Quelques larmes roulent sur la joue du brun.

- Je t'aime, Al. Je peux pas t'abandonner, c'est au-dessus de mes forces. Reviens à Annandale, propose Liam, désespéré. On sera heureux.

Il s'en convainc lui-même, mais c'est déjà fini. Depuis longtemps. Il doit partir. 

- Tu es l'amour d'une vie que je n'ai pas eu la chance d'avoir, souffle Alfred. Mais je ne suis pas le tien... Liam, tu dois vivre. Et être heureux. Loin d'ici.

Alors voilà. C'est ça. Des adieux. Liam veut hurler à quel point il hait ce monde. Mais il passe doucement sa main sur le visage d'Alfred, les larmes aux yeux.

- Sache une chose... murmure-t-il en prenant sa main, et la tenant contre son coeur. Dans un passé que je n'ai jamais eu, dans un futur que je n'aurai pas, et aujourd'hui, dans des millions de réalités qui ne sont pas celle-ci... Je te choisis. C'est toi, et personne d'autre. Moi, je te choisis.

L'âme de l'homme aux cheveux blancs se tord de douleur.

- Et aujourd'hui, maintenant, même si mes lèvres déclarent que je pars, que je choisis Sydney, et Zayn, une part de mon âme reste ici, et mon cœur te choisit. Je ne pars que pour toi. Parce que c'est ce que tu veux pour moi. Tu es l'amour d'une vie que je n'aurai jamais... dit-il dans un souffle.

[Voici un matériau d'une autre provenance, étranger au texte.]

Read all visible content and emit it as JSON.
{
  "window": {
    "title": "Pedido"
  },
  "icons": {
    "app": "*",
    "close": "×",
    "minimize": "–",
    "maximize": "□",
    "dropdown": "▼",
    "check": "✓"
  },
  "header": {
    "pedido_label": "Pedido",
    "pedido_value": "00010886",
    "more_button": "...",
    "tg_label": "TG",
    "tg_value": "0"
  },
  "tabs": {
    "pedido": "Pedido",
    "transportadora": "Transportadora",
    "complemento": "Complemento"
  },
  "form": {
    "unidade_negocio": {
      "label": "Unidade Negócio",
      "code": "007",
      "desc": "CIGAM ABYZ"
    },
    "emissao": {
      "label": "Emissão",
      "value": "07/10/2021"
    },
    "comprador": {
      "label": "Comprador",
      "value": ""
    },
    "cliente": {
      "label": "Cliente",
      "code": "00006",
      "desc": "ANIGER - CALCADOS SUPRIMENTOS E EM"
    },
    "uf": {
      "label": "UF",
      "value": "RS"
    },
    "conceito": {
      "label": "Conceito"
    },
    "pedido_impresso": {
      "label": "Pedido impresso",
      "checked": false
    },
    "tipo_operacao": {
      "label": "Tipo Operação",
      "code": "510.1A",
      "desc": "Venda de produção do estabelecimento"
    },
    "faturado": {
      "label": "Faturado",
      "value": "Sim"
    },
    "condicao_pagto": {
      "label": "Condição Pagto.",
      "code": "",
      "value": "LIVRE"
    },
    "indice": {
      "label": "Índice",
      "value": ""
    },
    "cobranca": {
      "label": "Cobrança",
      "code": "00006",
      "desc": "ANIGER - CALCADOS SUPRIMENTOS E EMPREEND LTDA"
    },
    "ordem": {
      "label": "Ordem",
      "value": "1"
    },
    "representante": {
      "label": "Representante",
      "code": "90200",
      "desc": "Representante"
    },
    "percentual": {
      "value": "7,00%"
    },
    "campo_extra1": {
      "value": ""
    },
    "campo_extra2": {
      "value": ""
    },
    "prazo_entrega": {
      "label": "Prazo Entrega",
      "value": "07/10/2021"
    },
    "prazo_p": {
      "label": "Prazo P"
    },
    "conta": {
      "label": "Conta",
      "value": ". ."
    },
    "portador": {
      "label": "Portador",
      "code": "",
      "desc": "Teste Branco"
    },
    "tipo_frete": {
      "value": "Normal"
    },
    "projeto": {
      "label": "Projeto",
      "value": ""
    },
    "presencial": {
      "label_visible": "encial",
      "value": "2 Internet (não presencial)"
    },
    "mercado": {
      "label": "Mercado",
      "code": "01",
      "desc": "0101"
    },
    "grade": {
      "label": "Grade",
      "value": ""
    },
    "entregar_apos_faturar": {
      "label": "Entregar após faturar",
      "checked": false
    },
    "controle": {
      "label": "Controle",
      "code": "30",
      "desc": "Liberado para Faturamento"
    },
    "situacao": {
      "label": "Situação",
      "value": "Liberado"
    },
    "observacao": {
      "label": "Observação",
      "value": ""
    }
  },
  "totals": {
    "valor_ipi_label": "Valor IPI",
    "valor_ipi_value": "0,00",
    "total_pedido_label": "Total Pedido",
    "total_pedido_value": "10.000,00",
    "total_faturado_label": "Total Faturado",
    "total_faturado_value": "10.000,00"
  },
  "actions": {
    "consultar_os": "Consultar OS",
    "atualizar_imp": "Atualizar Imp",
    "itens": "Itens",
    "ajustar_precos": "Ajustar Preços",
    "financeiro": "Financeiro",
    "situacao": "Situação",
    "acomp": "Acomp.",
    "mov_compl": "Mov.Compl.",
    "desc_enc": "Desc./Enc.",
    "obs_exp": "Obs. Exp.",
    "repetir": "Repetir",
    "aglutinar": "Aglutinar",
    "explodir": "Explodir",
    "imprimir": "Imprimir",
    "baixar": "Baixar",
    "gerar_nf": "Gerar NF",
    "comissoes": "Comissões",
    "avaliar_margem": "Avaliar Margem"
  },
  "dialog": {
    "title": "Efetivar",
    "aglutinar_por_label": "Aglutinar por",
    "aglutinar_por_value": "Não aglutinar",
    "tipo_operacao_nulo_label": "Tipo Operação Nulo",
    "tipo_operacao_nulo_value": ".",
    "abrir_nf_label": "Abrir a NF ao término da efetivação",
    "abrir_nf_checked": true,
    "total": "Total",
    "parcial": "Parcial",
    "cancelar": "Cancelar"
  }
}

Adieu, Alfred.

Il se penche vers lui, et pose tendrement ses lèvres sur les siennes. Alfred en a tellement mal... Liam, vidé de tout espoir, l'embrasse alors plus amoureusement, et Alfred répond avec une souffrance saisissante, sa main glissant sur sa joue. 

Un baiser sincère.

Et brisé.

Anéanti, Liam se détache de lui et sort de la chambre. Comme un coup de vent. Et Alfred se retrouve avec sa solitude, et son silence. 

Parfois, deux personnes ne se rencontrent pas au bon moment. Parfois, elles se croisent, séparée d'une génération.